Después el agente retoma su conversación con Saldívar a quien le pregunta el nombre su mamá. Llorosa la mujer responde que se llama Juanita, pero que en ese momento no desea hablar con ella, que quiere conversar con él. La plática continúa. Saldívar dice que desea morir, que no quiere que los medios de comunicación permanezcan en el lugar y trata de culpar al padre de Selena por lo ocurrido.

“Quiero hablar con mi mamá. Quiero pedirle perdón”, expresa avanzada la conversación.

“Siento que no merezco vivir por lo que he hecho”, añade en otro momento.

En el hospital, el cuerpo de Selena yace en una camilla al tiempo que la noticia de su muerte retumba alrededor del mundo.

“Lo que hice está mal. Todo lo que he hecho está mal”, apunta Saldívar en las cintas.

Durante más de nueve horas la mujer, que mide cuatro pies y ocho pulgadas (1.42 metros) se mantiene atrincherada en la pickup de su sobrino. Solloza y, en ocasiones, balbucea palabras ininteligibles. Habla mucho. Se contradice. Señala que compró el revólver para suicidarse y no para matar a Selena, pero también afirma que adquirió el arma para protegerse de Abraham Quintanilla.
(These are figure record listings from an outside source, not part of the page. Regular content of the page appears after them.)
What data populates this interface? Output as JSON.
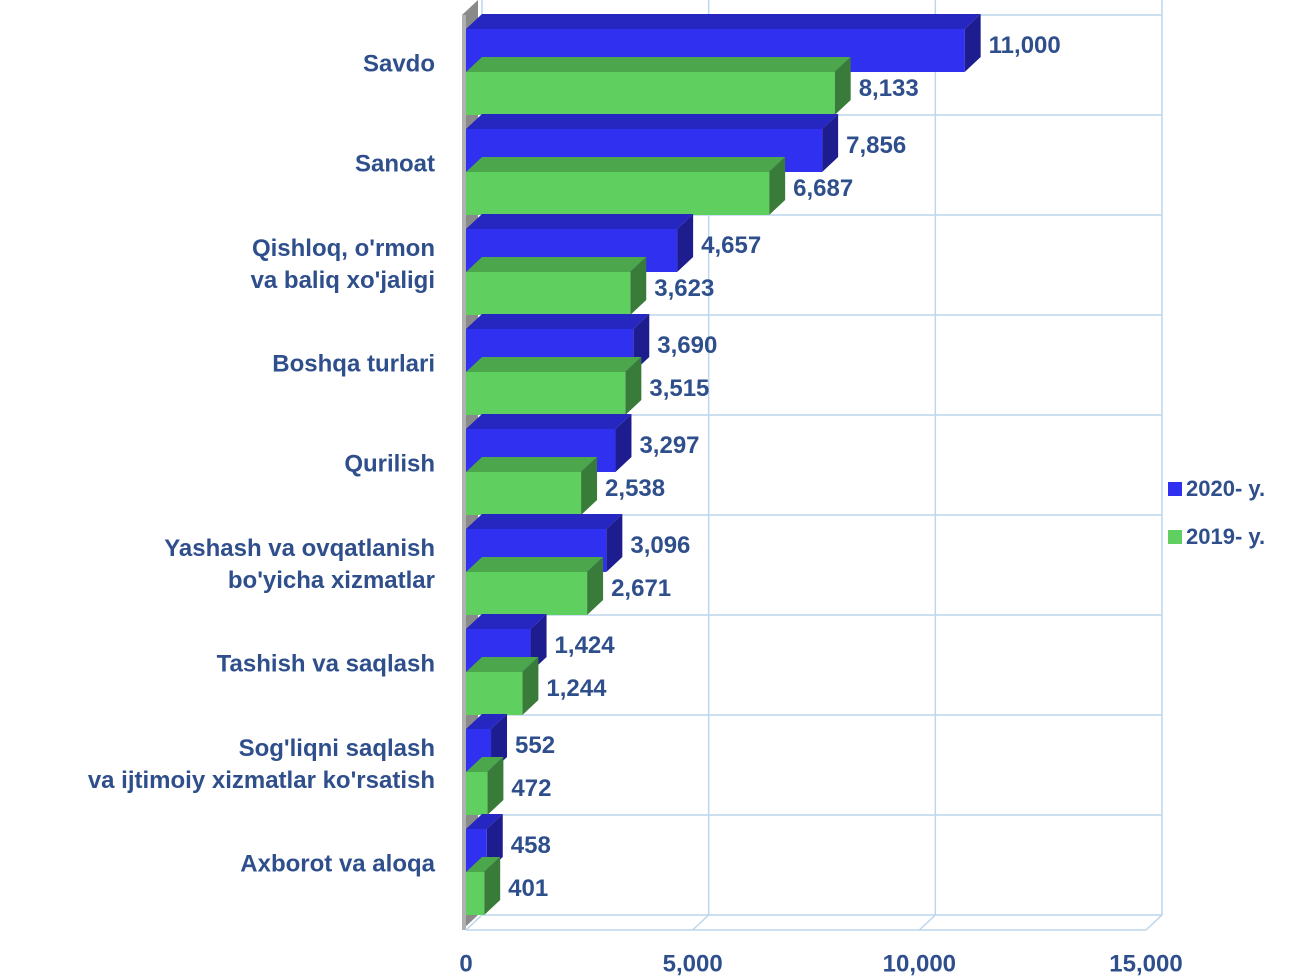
{
  "chart_data": {
    "type": "bar",
    "orientation": "horizontal",
    "categories": [
      "Savdo",
      "Sanoat",
      "Qishloq, o'rmon\nva baliq xo'jaligi",
      "Boshqa turlari",
      "Qurilish",
      "Yashash va ovqatlanish\nbo'yicha xizmatlar",
      "Tashish va saqlash",
      "Sog'liqni saqlash\nva ijtimoiy xizmatlar ko'rsatish",
      "Axborot va aloqa"
    ],
    "series": [
      {
        "name": "2020- y.",
        "color": "#3030f0",
        "values": [
          11000,
          7856,
          4657,
          3690,
          3297,
          3096,
          1424,
          552,
          458
        ],
        "value_labels": [
          "11,000",
          "7,856",
          "4,657",
          "3,690",
          "3,297",
          "3,096",
          "1,424",
          "552",
          "458"
        ]
      },
      {
        "name": "2019- y.",
        "color": "#5fcf5f",
        "values": [
          8133,
          6687,
          3623,
          3515,
          2538,
          2671,
          1244,
          472,
          401
        ],
        "value_labels": [
          "8,133",
          "6,687",
          "3,623",
          "3,515",
          "2,538",
          "2,671",
          "1,244",
          "472",
          "401"
        ]
      }
    ],
    "xlim": [
      0,
      15000
    ],
    "xticks": [
      0,
      {
        "value": 5000,
        "label": "5,000"
      },
      {
        "value": 10000,
        "label": "10,000"
      },
      {
        "value": 15000,
        "label": "15,000"
      }
    ],
    "grid": true,
    "legend": "right"
  }
}
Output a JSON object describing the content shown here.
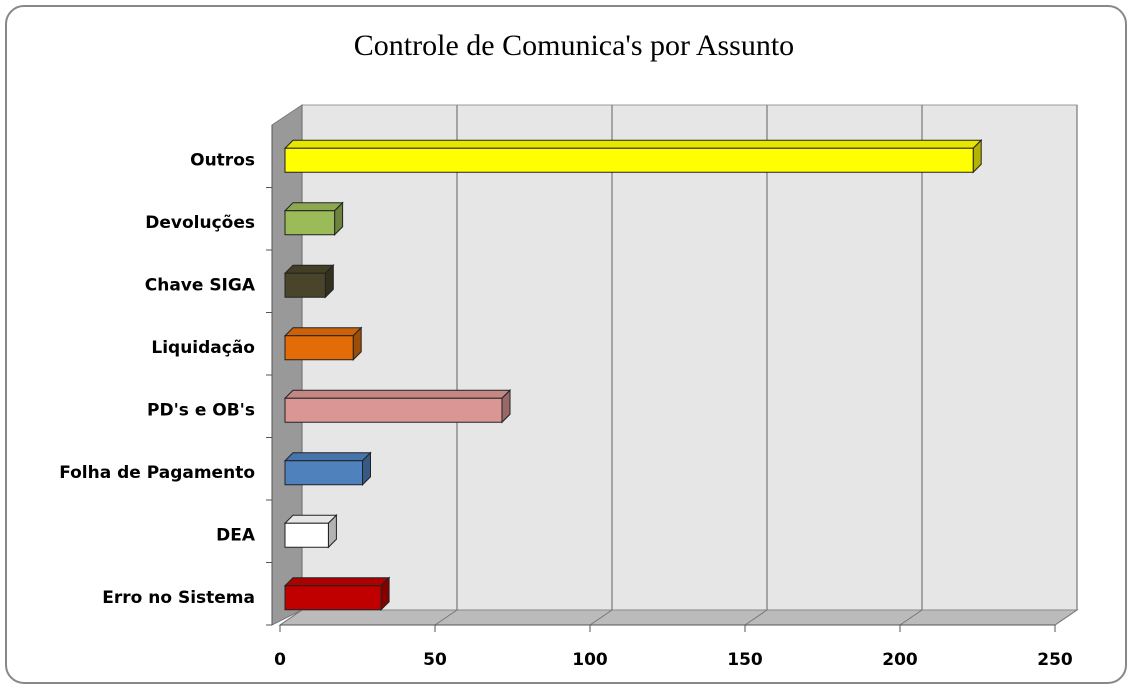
{
  "chart_data": {
    "type": "bar3d_horizontal",
    "title": "Controle de Comunica's por Assunto",
    "categories": [
      "Erro no Sistema",
      "DEA",
      "Folha de Pagamento",
      "PD's e OB's",
      "Liquidação",
      "Chave SIGA",
      "Devoluções",
      "Outros"
    ],
    "values": [
      31,
      14,
      25,
      70,
      22,
      13,
      16,
      222
    ],
    "colors": [
      "#c00000",
      "#ffffff",
      "#4f81bd",
      "#d99694",
      "#e36c09",
      "#4a452a",
      "#9bbb59",
      "#ffff00"
    ],
    "xlim": [
      0,
      250
    ],
    "xticks": [
      0,
      50,
      100,
      150,
      200,
      250
    ],
    "grid": true
  }
}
Menciona que apuntaba el revólver a su cabeza cuando la cantante abrió la puerta del cuarto y en que ese momento se disparó, unas palabras que su defensa utilizó en el juicio para tratar de establecer que el revólver se disparó por accidente. En la confesión, relata que la puerta estaba abierta.

“Nunca voy a poder estar con ella, ayyyy no”, apunta Saldívar, quien se entregó a las autoridades a las 9:30 de la noche y firmó su confesión a las 11:45 de la noche.

Más de dos décadas después del juicio y de la muerte de Selena, Valdez todavía se sorprende por el interés que suscita su historia y por la trascendencia del legado de la cantante cuyo nombre se ha convertido casi en sinónimo de Corpus Christi.

“Selena tenía un don de Dios… un talento que no toda persona tiene. La gente lo reconocía entonces y todavía lo reconoce”, señala sobre la artista que décadas después de su muerte atrae a miles de personas a la misma ciudad donde nació la actriz Farrah Fawcett, pero que nadie lo recuerda.

Después de varias horas de transitar por el pasado, el abogado -como el personaje de Marty McFly en ‘Back to the Future’- se encuentra listo para abordar su Volkswagen sedan (no un DeLorean) y volver al presente. Contrario a los días del juicio, que lo convirtió en una especie de celebrity, sale despacio de la corte y sin la preocupación de que un jurado haya entendido los hechos de este “simple caso de asesinato”.

Atrás quedan las cajas de evidencia de un crimen, que todavía habita en la memoria colectiva de Corpus Christi.

El silencio regresa a la oficina y solo se interrumpe con el chillido de la voz de Saldívar que sale de una grabadora que reproduce las palabras de la asesina antes de su arresto: “No quiero ir a la cárcel”.